Our bodies – A visual journey.
July 7, 2012
A comment responding to my last blog post, talked about Norman Lindsay’s paintings. This got me thinking about how our perceptions of what is considered beautiful, when thinking about the female form, have changed over the centuries.
In the 17th Century, Peter Rubens was painting women and they were always a little large and hearty.
The following painting, The Three Graces, was painted around 1693:
I think a lot of women can identify with some of the features present in this painting – biggish bums, solid thighs, bumps, creases, folds and boobs that are a bit smaller than what’s happening in the under-carriage. I think Rubens was a ‘bum’ guy because you can see the women depicted in his paintings in much the same way.
Question #67: Is this the ‘natural’ form of a woman?
Maybe. In that day, I’m sure there were ‘fashions’ (as there always are), but I wonder if altering body shape was one of the goals – as it is obsessively today.
Here is a painting, Imperia, by Norman Lindsay. Norman was painting in the early 1900s (this one was 1920). I think he was definitely a ‘breast’ man:
If you have a look at his female subjects, they were very buxom indeed…but they were also big in the thigh area and around the tummy…plus there’s pubic hair. As I wrote in my response to Hannah, I think the waxed/Brazilian of the pubic area is a new, acquired taste…possibly connecting it to a look where women look pre-pubescent?
By looking at these two paintings, if you had either of these bodies – which a lot of women do – you would probably be unhappy with certain parts. Hell, if women have the ‘perfect’ body, they still find something to hate about it – hence all the ‘altering’ that goes on. (Read my last post – The beauty we aspire to, does not come naturally…or cheaply. Click here)
Were these women unhappy with their bodies? I wonder…
When I was in my early 20s (early 1990s) I remember there was a big story in Cosmopolitan about women’s bodies, that has stayed with me all these years later. Over a two page spread, they had photographs of the bodies, front and back, of about fifteen or so women. Their heads weren’t in the picture and they were completely nude with their hands held together in front of their pubic area.
The article wanted to know what women AND men felt was a beautiful female body. I remember my eyes gravitating towards this gorgeous, lean and ‘perfect’ body. She had longish legs, small waist and breasts that were just right – not too big and not too small. She looked like a size 10 (quite small here in Australia) and she had my vote.
The following month, the results were in. Out of the wonderful mix of body shapes and sizes, the women and men demonstrated a very definitive preference through their choices.

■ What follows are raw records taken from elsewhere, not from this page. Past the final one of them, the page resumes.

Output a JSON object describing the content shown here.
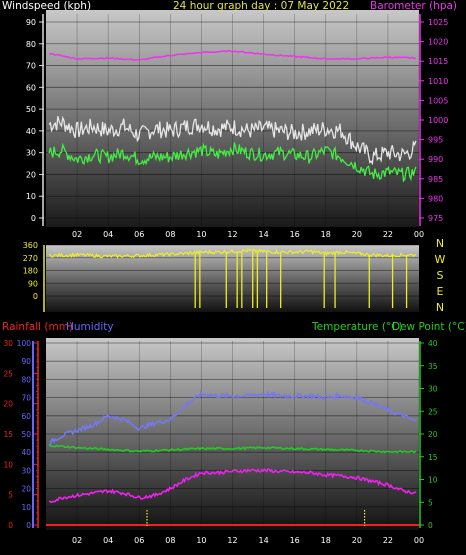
{
  "header": {
    "wind_title": "Windspeed (kph)",
    "graph_title": "24 hour graph day : 07 May 2022",
    "baro_title": "Barometer (hpa)"
  },
  "bottom_header": {
    "rain_title": "Rainfall (mm)",
    "humidity_title": "Humidity",
    "temp_title": "Temperature (°C)",
    "dew_title": "Dew Point (°C)"
  },
  "colors": {
    "wind_gust": "#e6e6e6",
    "wind_avg": "#44ee44",
    "barometer": "#ee33ee",
    "direction": "#eeee22",
    "humidity": "#7777ee",
    "temperature": "#22cc22",
    "dew_point": "#ee22ee",
    "rainfall": "#ee2222",
    "rain_axis": "#ee2222",
    "humidity_axis": "#6666ff",
    "temp_axis": "#22cc22"
  },
  "chart_data": [
    {
      "type": "line",
      "title": "24 hour graph day : 07 May 2022",
      "x_ticks": [
        "02",
        "04",
        "06",
        "08",
        "10",
        "12",
        "14",
        "16",
        "18",
        "20",
        "22",
        "00"
      ],
      "xlim": [
        0,
        24
      ],
      "y_left": {
        "label": "Windspeed (kph)",
        "ticks": [
          0,
          10,
          20,
          30,
          40,
          50,
          60,
          70,
          80,
          90
        ],
        "range": [
          0,
          90
        ]
      },
      "y_right": {
        "label": "Barometer (hpa)",
        "ticks": [
          975,
          980,
          985,
          990,
          995,
          1000,
          1005,
          1010,
          1015,
          1020,
          1025
        ],
        "range": [
          975,
          1025
        ]
      },
      "series": [
        {
          "name": "Barometer (hpa)",
          "axis": "right",
          "x": [
            0.2,
            2,
            4,
            6,
            8,
            10,
            12,
            14,
            16,
            18,
            20,
            22,
            23.8
          ],
          "values": [
            1017,
            1015.6,
            1015.8,
            1015.3,
            1016.5,
            1017.2,
            1017.6,
            1016.8,
            1016.2,
            1015.6,
            1015.6,
            1016,
            1015.8
          ]
        }
      ],
      "unlabeled_series": [
        {
          "key": "wind_gust",
          "axis": "left",
          "x": [
            0.2,
            1,
            2,
            3,
            4,
            5,
            6,
            7,
            8,
            9,
            10,
            11,
            12,
            13,
            14,
            15,
            16,
            17,
            18,
            19,
            20,
            21,
            22,
            23,
            23.8
          ],
          "values": [
            43,
            44,
            40,
            42,
            40,
            42,
            38,
            41,
            40,
            42,
            43,
            41,
            42,
            40,
            41,
            40,
            39,
            40,
            41,
            40,
            33,
            28,
            30,
            29,
            32
          ]
        },
        {
          "key": "wind_avg",
          "axis": "left",
          "x": [
            0.2,
            1,
            2,
            3,
            4,
            5,
            6,
            7,
            8,
            9,
            10,
            11,
            12,
            13,
            14,
            15,
            16,
            17,
            18,
            19,
            20,
            21,
            22,
            23,
            23.8
          ],
          "values": [
            30,
            31,
            27,
            29,
            28,
            30,
            27,
            28,
            28,
            30,
            31,
            29,
            32,
            30,
            29,
            30,
            29,
            28,
            31,
            28,
            24,
            20,
            21,
            20,
            21
          ]
        }
      ]
    },
    {
      "type": "line",
      "x_ticks": [
        "02",
        "04",
        "06",
        "08",
        "10",
        "12",
        "14",
        "16",
        "18",
        "20",
        "22",
        "00"
      ],
      "xlim": [
        0,
        24
      ],
      "y_left": {
        "ticks": [
          0,
          90,
          180,
          270,
          360
        ],
        "range": [
          0,
          360
        ]
      },
      "y_right": {
        "labels": [
          "N",
          "W",
          "S",
          "E",
          "N"
        ]
      },
      "unlabeled_series": [
        {
          "key": "wind_direction",
          "axis": "left",
          "x": [
            0.2,
            2,
            4,
            6,
            8,
            9,
            10,
            11,
            12,
            13,
            14,
            15,
            16,
            17,
            18,
            19,
            20,
            21,
            22,
            23,
            23.8
          ],
          "values": [
            285,
            290,
            280,
            285,
            295,
            300,
            310,
            310,
            315,
            320,
            315,
            310,
            310,
            315,
            300,
            310,
            300,
            290,
            285,
            290,
            290
          ],
          "dips_at_x": [
            9.6,
            9.9,
            11.6,
            12.3,
            12.6,
            13.3,
            13.6,
            14.2,
            15.1,
            17.9,
            18.6,
            20.8,
            22.3,
            23.2
          ],
          "dips_to": [
            0,
            0,
            0,
            0,
            0,
            0,
            0,
            0,
            0,
            0,
            0,
            0,
            0,
            0
          ]
        }
      ]
    },
    {
      "type": "line",
      "x_ticks": [
        "02",
        "04",
        "06",
        "08",
        "10",
        "12",
        "14",
        "16",
        "18",
        "20",
        "22",
        "00"
      ],
      "xlim": [
        0,
        24
      ],
      "y_left_outer": {
        "label": "Rainfall (mm)",
        "ticks": [
          0,
          5,
          10,
          15,
          20,
          25,
          30
        ],
        "range": [
          0,
          30
        ]
      },
      "y_left_inner": {
        "label": "Humidity",
        "ticks": [
          0,
          10,
          20,
          30,
          40,
          50,
          60,
          70,
          80,
          90,
          100
        ],
        "range": [
          0,
          100
        ]
      },
      "y_right": {
        "label": "Temperature (°C)",
        "ticks": [
          0,
          5,
          10,
          15,
          20,
          25,
          30,
          35,
          40
        ],
        "range": [
          0,
          40
        ]
      },
      "series": [
        {
          "name": "Humidity",
          "axis": "humidity",
          "x": [
            0.2,
            1,
            2,
            3,
            4,
            5,
            6,
            7,
            8,
            9,
            10,
            11,
            12,
            13,
            14,
            15,
            16,
            17,
            18,
            19,
            20,
            21,
            22,
            23,
            23.8
          ],
          "values": [
            45,
            49,
            52,
            55,
            60,
            58,
            53,
            56,
            58,
            66,
            72,
            71,
            71,
            71,
            72,
            71,
            71,
            71,
            70,
            71,
            70,
            67,
            63,
            60,
            57
          ]
        },
        {
          "name": "Temperature (°C)",
          "axis": "right",
          "x": [
            0.2,
            2,
            4,
            6,
            8,
            10,
            12,
            14,
            16,
            18,
            20,
            22,
            23.8
          ],
          "values": [
            17.5,
            17,
            16.6,
            16.2,
            16.5,
            16.8,
            16.8,
            17,
            16.8,
            16.6,
            16.4,
            16.1,
            16.1
          ]
        },
        {
          "name": "Dew Point (°C)",
          "axis": "right",
          "x": [
            0.2,
            1,
            2,
            3,
            4,
            5,
            6,
            7,
            8,
            9,
            10,
            11,
            12,
            13,
            14,
            15,
            16,
            17,
            18,
            19,
            20,
            21,
            22,
            23,
            23.8
          ],
          "values": [
            5,
            6,
            6.5,
            7,
            7.5,
            7,
            6,
            6.5,
            8,
            10,
            11.5,
            11.5,
            11.8,
            12,
            12,
            11.8,
            11.6,
            11.5,
            11,
            10.8,
            10.4,
            9.6,
            8.8,
            7.5,
            7
          ]
        },
        {
          "name": "Rainfall (mm)",
          "axis": "rain",
          "x": [
            0,
            24
          ],
          "values": [
            0,
            0
          ]
        }
      ],
      "markers_at_x": [
        6.5,
        20.5
      ]
    }
  ]
}
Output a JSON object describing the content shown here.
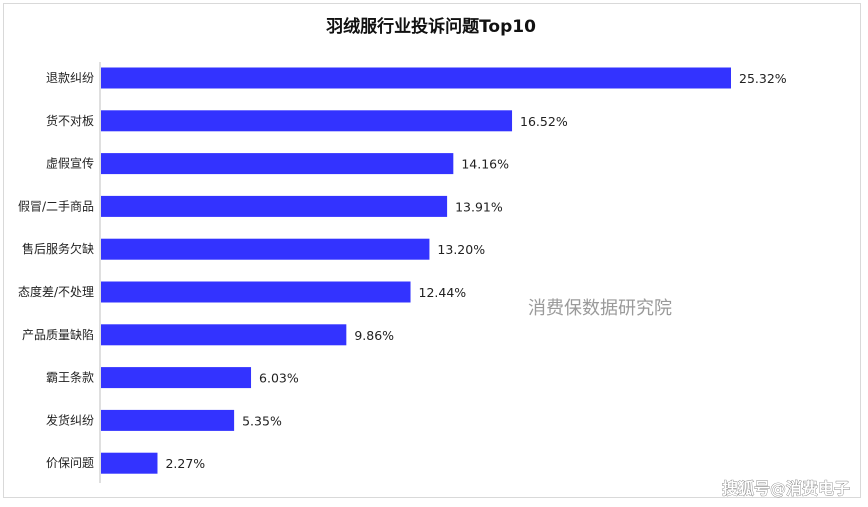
{
  "chart_data": {
    "type": "bar",
    "orientation": "horizontal",
    "title": "羽绒服行业投诉问题Top10",
    "categories": [
      "退款纠纷",
      "货不对板",
      "虚假宣传",
      "假冒/二手商品",
      "售后服务欠缺",
      "态度差/不处理",
      "产品质量缺陷",
      "霸王条款",
      "发货纠纷",
      "价保问题"
    ],
    "values": [
      25.32,
      16.52,
      14.16,
      13.91,
      13.2,
      12.44,
      9.86,
      6.03,
      5.35,
      2.27
    ],
    "value_labels": [
      "25.32%",
      "16.52%",
      "14.16%",
      "13.91%",
      "13.20%",
      "12.44%",
      "9.86%",
      "6.03%",
      "5.35%",
      "2.27%"
    ],
    "xlim": [
      0,
      25.32
    ],
    "grid": false,
    "bar_color": "#3333ff",
    "xlabel": "",
    "ylabel": ""
  },
  "watermark": "消费保数据研究院",
  "source": "搜狐号@消费电子"
}
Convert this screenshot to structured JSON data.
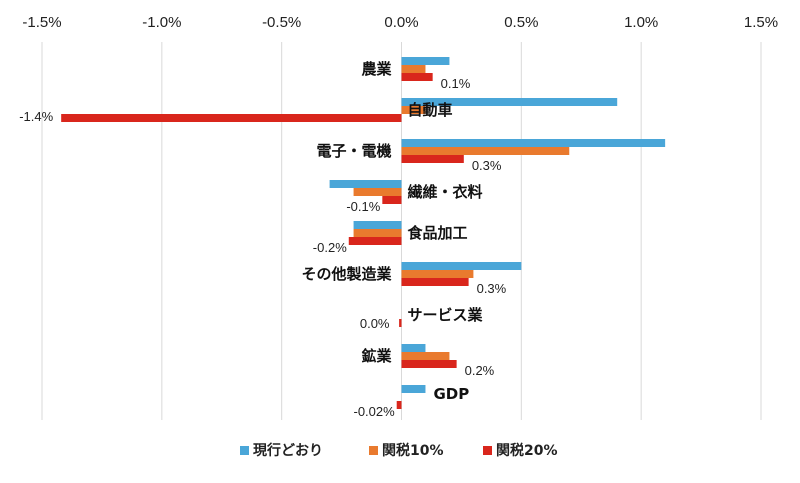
{
  "chart_data": {
    "type": "bar",
    "orientation": "horizontal",
    "title": "",
    "xlabel": "",
    "ylabel": "",
    "xlim": [
      -0.015,
      0.015
    ],
    "x_ticks": [
      "-1.5%",
      "-1.0%",
      "-0.5%",
      "0.0%",
      "0.5%",
      "1.0%",
      "1.5%"
    ],
    "x_tick_values": [
      -0.015,
      -0.01,
      -0.005,
      0,
      0.005,
      0.01,
      0.015
    ],
    "grid": true,
    "legend_position": "bottom",
    "categories": [
      "農業",
      "自動車",
      "電子・電機",
      "繊維・衣料",
      "食品加工",
      "その他製造業",
      "サービス業",
      "鉱業",
      "GDP"
    ],
    "series": [
      {
        "name": "現行どおり",
        "color": "#4AA6D8",
        "values": [
          0.002,
          0.009,
          0.011,
          -0.003,
          -0.002,
          0.005,
          0.0,
          0.001,
          0.001
        ]
      },
      {
        "name": "関税10%",
        "color": "#E97A2E",
        "values": [
          0.001,
          0.001,
          0.007,
          -0.002,
          -0.002,
          0.003,
          0.0,
          0.002,
          0.0
        ]
      },
      {
        "name": "関税20%",
        "color": "#D9261C",
        "values": [
          0.0013,
          -0.0142,
          0.0026,
          -0.0008,
          -0.0022,
          0.0028,
          -0.0001,
          0.0023,
          -0.0002
        ]
      }
    ],
    "data_labels": [
      "0.1%",
      "-1.4%",
      "0.3%",
      "-0.1%",
      "-0.2%",
      "0.3%",
      "0.0%",
      "0.2%",
      "-0.02%"
    ]
  }
}
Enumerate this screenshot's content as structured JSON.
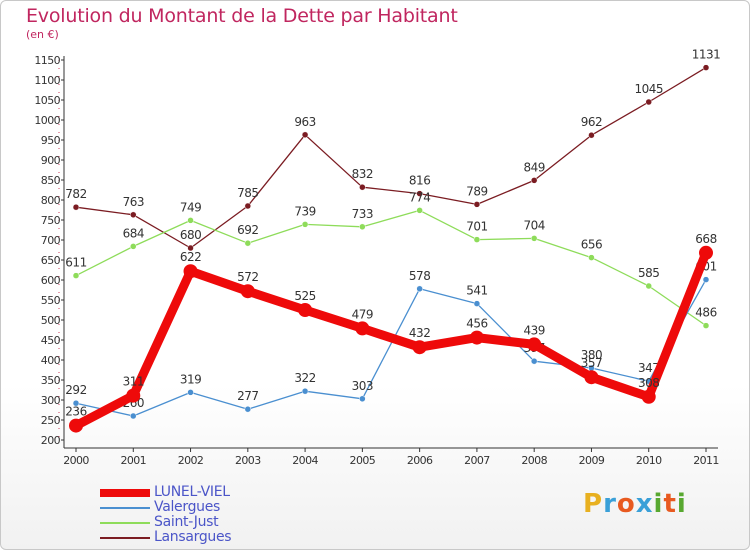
{
  "header": {
    "title": "Evolution du Montant de la Dette par Habitant",
    "unit": "(en €)"
  },
  "logo": {
    "letters": [
      "P",
      "r",
      "o",
      "x",
      "i",
      "t",
      "i"
    ],
    "colors": [
      "#e8b020",
      "#3aa0d8",
      "#e85a20",
      "#3aa0d8",
      "#58a830",
      "#e85a20",
      "#58a830"
    ]
  },
  "chart_data": {
    "type": "line",
    "title": "Evolution du Montant de la Dette par Habitant",
    "ylabel": "(en €)",
    "xlabel": "",
    "categories": [
      "2000",
      "2001",
      "2002",
      "2003",
      "2004",
      "2005",
      "2006",
      "2007",
      "2008",
      "2009",
      "2010",
      "2011"
    ],
    "ylim": [
      200,
      1150
    ],
    "yticks": [
      200,
      250,
      300,
      350,
      400,
      450,
      500,
      550,
      600,
      650,
      700,
      750,
      800,
      850,
      900,
      950,
      1000,
      1050,
      1100,
      1150
    ],
    "grid": false,
    "legend_position": "bottom-left",
    "series": [
      {
        "name": "Lansargues",
        "color": "#7b1c22",
        "values": [
          782,
          763,
          680,
          785,
          963,
          832,
          816,
          789,
          849,
          962,
          1045,
          1131
        ]
      },
      {
        "name": "Saint-Just",
        "color": "#8edc5a",
        "values": [
          611,
          684,
          749,
          692,
          739,
          733,
          774,
          701,
          704,
          656,
          585,
          486
        ]
      },
      {
        "name": "Valergues",
        "color": "#4a8fd0",
        "values": [
          292,
          260,
          319,
          277,
          322,
          303,
          578,
          541,
          397,
          380,
          347,
          601
        ]
      },
      {
        "name": "LUNEL-VIEL",
        "color": "#ee0a0a",
        "values": [
          236,
          311,
          622,
          572,
          525,
          479,
          432,
          456,
          439,
          357,
          308,
          668
        ]
      }
    ]
  }
}
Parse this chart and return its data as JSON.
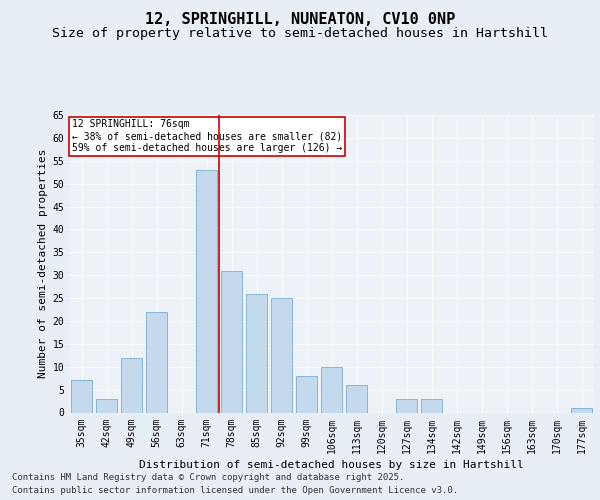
{
  "title_line1": "12, SPRINGHILL, NUNEATON, CV10 0NP",
  "title_line2": "Size of property relative to semi-detached houses in Hartshill",
  "xlabel": "Distribution of semi-detached houses by size in Hartshill",
  "ylabel": "Number of semi-detached properties",
  "categories": [
    "35sqm",
    "42sqm",
    "49sqm",
    "56sqm",
    "63sqm",
    "71sqm",
    "78sqm",
    "85sqm",
    "92sqm",
    "99sqm",
    "106sqm",
    "113sqm",
    "120sqm",
    "127sqm",
    "134sqm",
    "142sqm",
    "149sqm",
    "156sqm",
    "163sqm",
    "170sqm",
    "177sqm"
  ],
  "values": [
    7,
    3,
    12,
    22,
    0,
    53,
    31,
    26,
    25,
    8,
    10,
    6,
    0,
    3,
    3,
    0,
    0,
    0,
    0,
    0,
    1
  ],
  "bar_color": "#c5d9ed",
  "bar_edge_color": "#7aafd4",
  "vline_x": 5,
  "vline_color": "#cc0000",
  "annotation_title": "12 SPRINGHILL: 76sqm",
  "annotation_line2": "← 38% of semi-detached houses are smaller (82)",
  "annotation_line3": "59% of semi-detached houses are larger (126) →",
  "annotation_box_color": "#cc0000",
  "ylim": [
    0,
    65
  ],
  "yticks": [
    0,
    5,
    10,
    15,
    20,
    25,
    30,
    35,
    40,
    45,
    50,
    55,
    60,
    65
  ],
  "footnote_line1": "Contains HM Land Registry data © Crown copyright and database right 2025.",
  "footnote_line2": "Contains public sector information licensed under the Open Government Licence v3.0.",
  "bg_color": "#e8eef5",
  "plot_bg_color": "#edf2f8",
  "grid_color": "#ffffff",
  "title_fontsize": 11,
  "subtitle_fontsize": 9.5,
  "axis_label_fontsize": 8,
  "tick_fontsize": 7,
  "annotation_fontsize": 7,
  "footnote_fontsize": 6.5
}
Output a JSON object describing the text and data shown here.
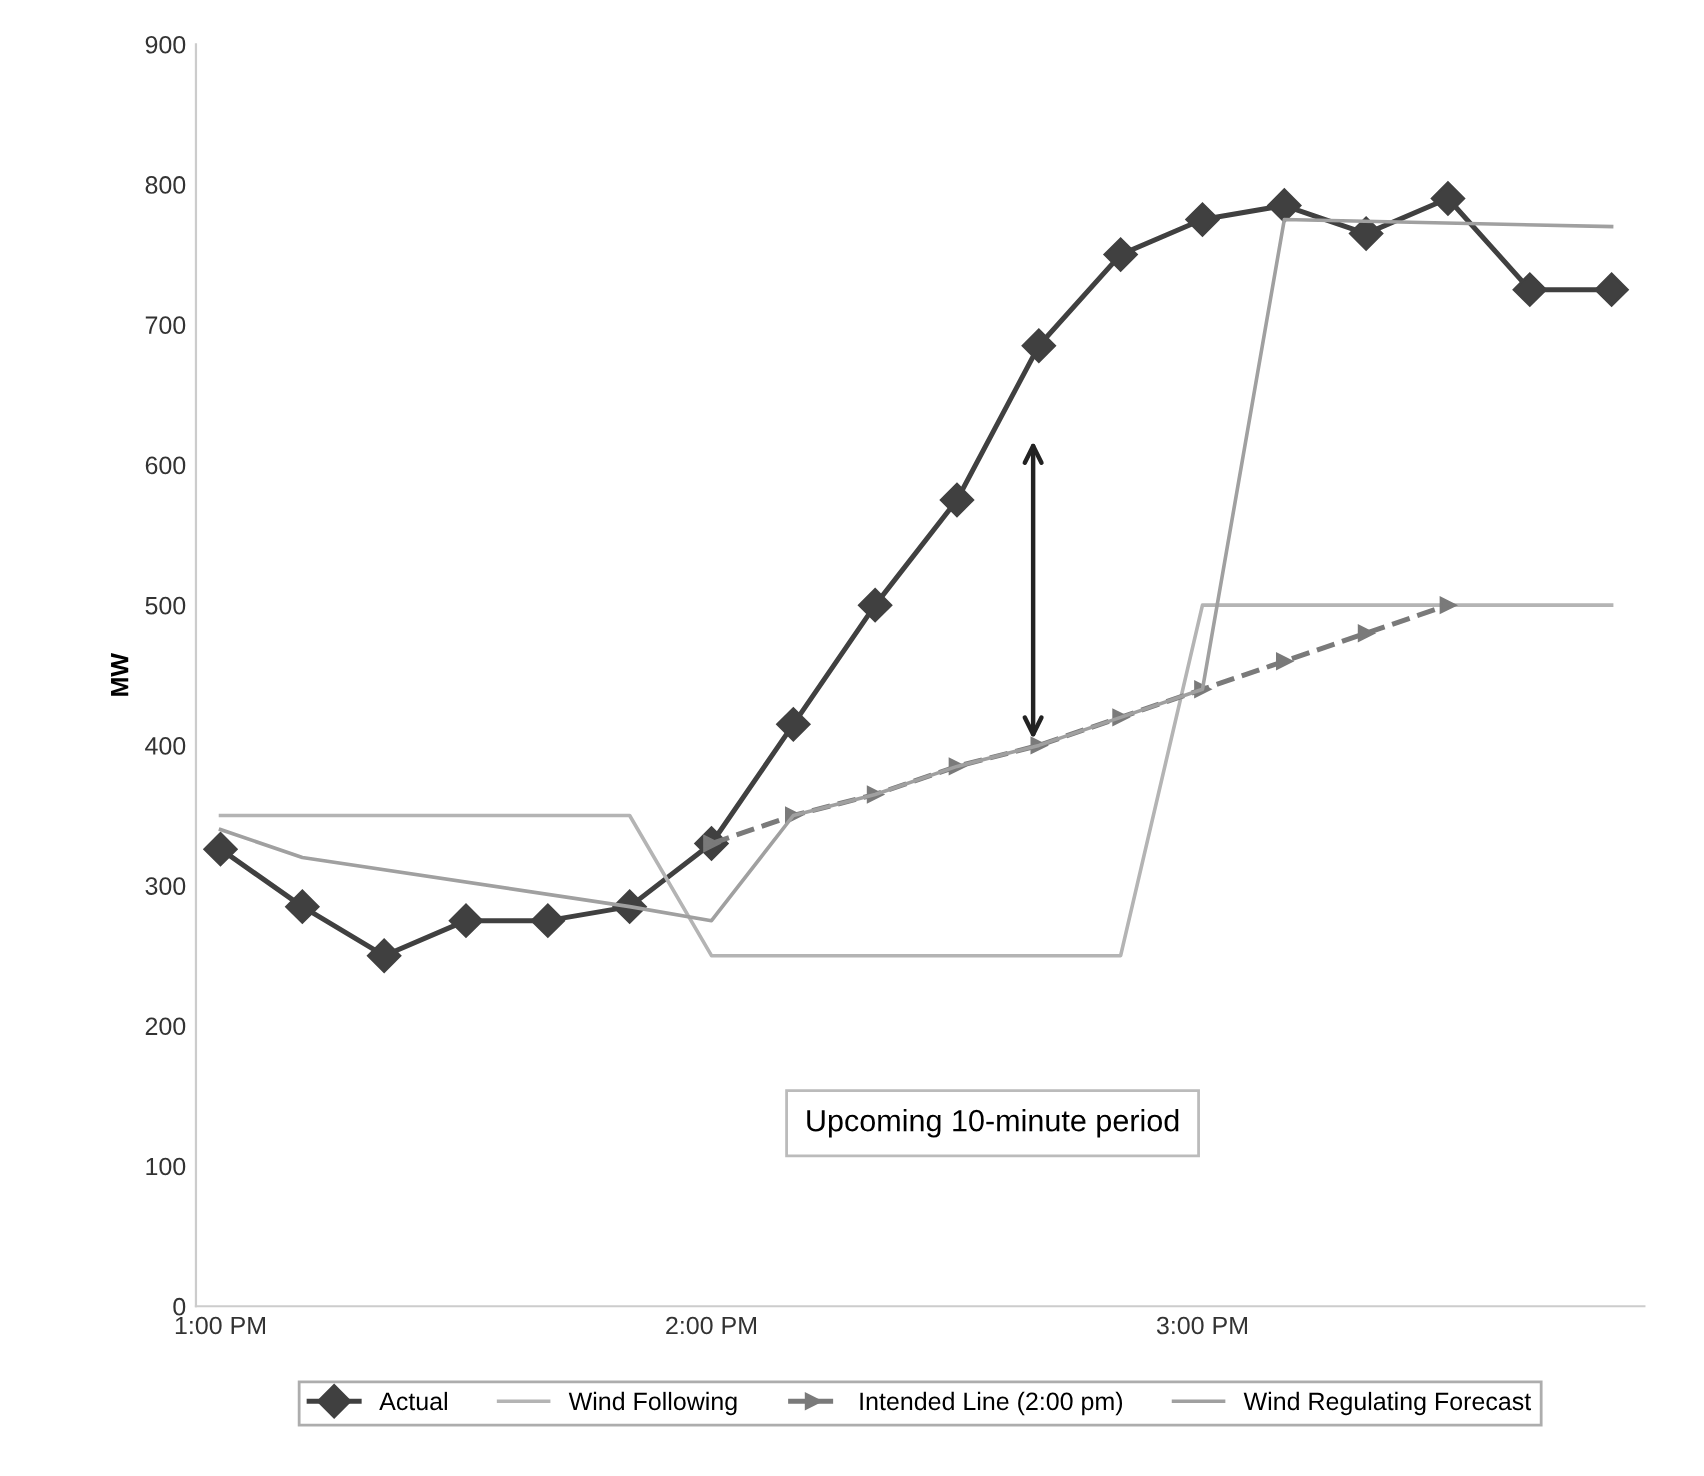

90% of women (yes, 90) voted the same body I had chosen, as the best. No surprises there! My older self feels disappointed with my younger-me…I was as predictable as the rest of the women…all chasing (and still chasing) one body weight and shape.
The men’s choice, however, was interesting. If memory serves about 86% (still a high number) picked the size 14 girl. She was in proportion BUT there were some serious curves…especially around the thigh, stomach and breast area.
Fascinating. I wonder if the guys of today would choose similarly?
To the young women of today, who are fighting their own battle to belong, feel at peace with themselves and (dare I say) find a way to be in love with their bodies, there’s not much of a mirror out there telling them that their bodies are ALL beautiful in their unique way.
I had a friend post a picture on Facebook of an overstretched and biggish stomach from having children. The image was trying in inspire women to love their untaut tummies due to the fact that they had made and grown a HUMAN BEING inside them – an absolute miracle…BUT most mums I know, don’t have that feeling of tenderness towards their stomachs – quite the opposite, in fact.
Question #68: Why do we do it to ourselves?
When I went to Google images of tummies, I predominantly got two images – a ‘hot’ flat stomach or a pregnant belly. (More hot than not!)
How sad that at the end of that pregnant belly, some women are left with a feeling of self-loathing towards what their body is left with. And when they turn for help, all they see is young, slim, taut and perky. C’mon.
The change happens within you and it CAN if you do the following (and it IS this simple):
Go to the mirror NOW and look at yourself through new eyes!! Woooo Hoooo!!